On Tue, 22 Mar 2016 09:56:57 +0100
"Cezary H. Noweta" <chn at poczta.onet.pl> wrote:
> On 2016-03-22 00:35, James K. Lowden wrote:
> >[...] An example from Clang's discussion is
> >
> > int i = 10 << 31;
>
> Could you provide a link for that discussion? (Or google's phrase to
> retrieve such link?)
I'm sorry, no. Not for the first time I wish my browser had a feature
like "find links in history with documents matching regex".
I didn't read it on the Clang mailing list. I think I saw it by
reference in Regehr's discussion of "friendly C". It specifically
mentioned 10 << 31 as an example of an "integer" requiring 35 bits,
something gcc assigns silently and clang diagnoses with a warning.
If you haven't seen it,
http://blog.regehr.org/archives/1180
is a good starting point.
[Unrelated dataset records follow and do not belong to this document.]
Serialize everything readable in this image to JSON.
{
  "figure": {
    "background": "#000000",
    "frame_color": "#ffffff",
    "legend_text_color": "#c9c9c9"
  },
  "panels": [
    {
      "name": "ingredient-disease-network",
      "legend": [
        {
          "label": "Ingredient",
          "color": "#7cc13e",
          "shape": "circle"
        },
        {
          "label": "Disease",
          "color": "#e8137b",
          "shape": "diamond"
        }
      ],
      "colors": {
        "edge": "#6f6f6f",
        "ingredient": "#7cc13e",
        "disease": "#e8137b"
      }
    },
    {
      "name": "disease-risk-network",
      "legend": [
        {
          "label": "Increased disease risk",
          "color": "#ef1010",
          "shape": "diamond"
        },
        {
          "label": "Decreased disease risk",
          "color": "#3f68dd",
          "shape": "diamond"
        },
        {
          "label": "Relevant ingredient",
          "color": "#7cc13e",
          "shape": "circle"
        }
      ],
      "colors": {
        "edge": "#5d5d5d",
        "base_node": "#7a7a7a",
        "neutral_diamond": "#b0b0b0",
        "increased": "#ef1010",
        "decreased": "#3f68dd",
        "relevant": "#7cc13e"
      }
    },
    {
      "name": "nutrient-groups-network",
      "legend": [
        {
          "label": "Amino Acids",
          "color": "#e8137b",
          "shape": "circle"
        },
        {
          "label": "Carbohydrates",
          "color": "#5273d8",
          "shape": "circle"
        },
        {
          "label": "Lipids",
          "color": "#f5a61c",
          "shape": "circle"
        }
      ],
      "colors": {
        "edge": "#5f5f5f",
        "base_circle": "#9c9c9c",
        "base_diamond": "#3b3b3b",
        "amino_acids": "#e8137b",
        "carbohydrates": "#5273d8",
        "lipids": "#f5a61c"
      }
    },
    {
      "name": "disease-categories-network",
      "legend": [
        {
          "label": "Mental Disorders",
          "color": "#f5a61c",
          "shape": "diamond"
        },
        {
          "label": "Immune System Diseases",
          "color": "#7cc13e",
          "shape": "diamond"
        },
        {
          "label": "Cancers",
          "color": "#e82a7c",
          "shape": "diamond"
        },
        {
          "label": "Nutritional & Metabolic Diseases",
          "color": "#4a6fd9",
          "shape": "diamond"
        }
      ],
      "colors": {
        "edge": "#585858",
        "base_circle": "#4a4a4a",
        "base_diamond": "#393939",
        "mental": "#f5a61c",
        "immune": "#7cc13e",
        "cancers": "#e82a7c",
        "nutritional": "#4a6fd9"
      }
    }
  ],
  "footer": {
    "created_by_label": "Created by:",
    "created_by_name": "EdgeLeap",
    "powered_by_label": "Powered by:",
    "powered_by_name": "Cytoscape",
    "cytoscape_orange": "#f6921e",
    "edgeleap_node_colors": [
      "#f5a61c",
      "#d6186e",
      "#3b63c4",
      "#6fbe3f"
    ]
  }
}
It mentions "Towards Optimization-Safe
Systems: Analyzing the Impact of Undefined Behavior"
(http://pdos.csail.mit.edu/papers/stack:sosp13.pdf), which is where I
learned that sharp-edged optimization is not a brand-new phenomenon.
DJB provides a properly justified grumpy, frustrated view,
https://groups.google.com/forum/m/#!msg/boring-crypto/48qa1kWignU/o8GGp2K1DAAJ
wherein he mentions one of the defenses for the status quo,
"that a boring C compiler can't possibly support the desired
system _performance_. Even if this were true (which I very much
doubt), why would it be more important than system _correctness_?"
That should be the only argument needed. DJB is concerned about
security. DRH is concerned about correctness. The serious C
programmer doesn't breath who prizes performance over correctness, yet
that is the license the compiler writers have granted themselves.